Letizia case: business vehicles at risk in owners’ Arizona bankruptcy filing

Towed Limo

Under a recent Arizona bankruptcy decision, a business’s vehicles could be at risk in the business owner’s bankruptcy case.

Letizia Case

On January 14, 2014, Judge Haines held in the Letizia case that debtors in a bankruptcy case, who had conducted business as sole proprietors, could not use Arizona’s personal vehicle exemptions for vehicles that were primarily used for business purposes. Rather, the debtors could use Arizona’s “tools of trade” exemption for the vehicles. The Court made clear that even though the debtors were not conducting business through a formal business entity (e.g. an LLC), the Arizona bankruptcy exemption for vehicles may only be applied to vehicles used primarily for personal or household purposes.

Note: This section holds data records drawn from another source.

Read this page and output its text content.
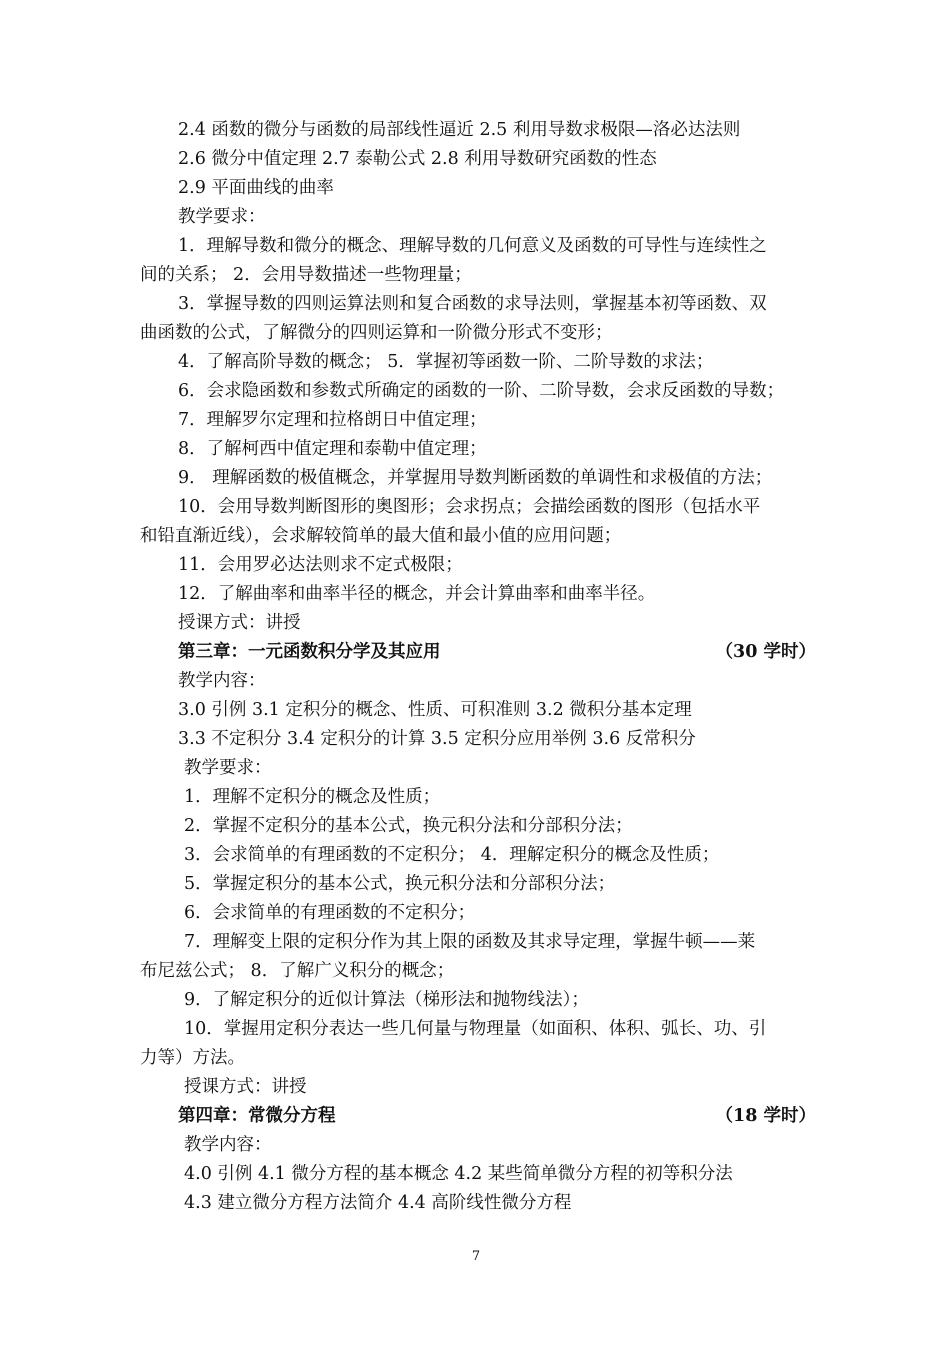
2.4 函数的微分与函数的局部线性逼近 2.5 利用导数求极限—洛必达法则
2.6 微分中值定理 2.7 泰勒公式 2.8 利用导数研究函数的性态
2.9 平面曲线的曲率
教学要求：
1．理解导数和微分的概念、理解导数的几何意义及函数的可导性与连续性之
间的关系； 2．会用导数描述一些物理量；
3．掌握导数的四则运算法则和复合函数的求导法则，掌握基本初等函数、双
曲函数的公式，了解微分的四则运算和一阶微分形式不变形；
4．了解高阶导数的概念； 5．掌握初等函数一阶、二阶导数的求法；
6．会求隐函数和参数式所确定的函数的一阶、二阶导数，会求反函数的导数；
7．理解罗尔定理和拉格朗日中值定理；
8．了解柯西中值定理和泰勒中值定理；
9． 理解函数的极值概念，并掌握用导数判断函数的单调性和求极值的方法；
10．会用导数判断图形的奥图形；会求拐点；会描绘函数的图形（包括水平
和铅直渐近线），会求解较简单的最大值和最小值的应用问题；
11．会用罗必达法则求不定式极限；
12．了解曲率和曲率半径的概念，并会计算曲率和曲率半径。
授课方式：讲授
第三章：一元函数积分学及其应用	（30 学时）
教学内容：
3.0 引例 3.1 定积分的概念、性质、可积准则 3.2 微积分基本定理
3.3 不定积分 3.4 定积分的计算 3.5 定积分应用举例 3.6 反常积分
教学要求：
1．理解不定积分的概念及性质；
2．掌握不定积分的基本公式，换元积分法和分部积分法；
3．会求简单的有理函数的不定积分； 4．理解定积分的概念及性质；
5．掌握定积分的基本公式，换元积分法和分部积分法；
6．会求简单的有理函数的不定积分；
7．理解变上限的定积分作为其上限的函数及其求导定理，掌握牛顿——莱
布尼兹公式； 8．了解广义积分的概念；
9．了解定积分的近似计算法（梯形法和抛物线法）；
10．掌握用定积分表达一些几何量与物理量（如面积、体积、弧长、功、引
力等）方法。
授课方式：讲授
第四章：常微分方程	（18 学时）
教学内容：
4.0 引例 4.1 微分方程的基本概念 4.2 某些简单微分方程的初等积分法
4.3 建立微分方程方法简介 4.4 高阶线性微分方程
7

See In re Letizia, 2014 Bankr. LEXIS 179 (Bankr. D. Ariz. Jan. 14, 2014).

Arizona Exemptions

Arizona law requires its residents to use state law exemptions, and those exemptions permit individual debtors in bankruptcy to keep certain assets through the bankruptcy process. As of this date, debtors in Arizona are each permitted to exempt $6,000 in equity in a vehicle (the value of a vehicle minus any loans). And, debtors are each permitted to exempt $5,000 in “tools of trade” that generally include tools, equipment, client lists, and intellectual property that are primarily used by debtors to conduct business activities.

Why it Matters

The Letizia case is significant because without proper planning, a bankruptcy filer could be unexpectedly forced to turnover a vehicle or business assets. It is critical that a potential bankruptcy filer work with a qualified Arizona bankruptcy attorney to analyze business versus personal asset issues and to properly apply exemptions.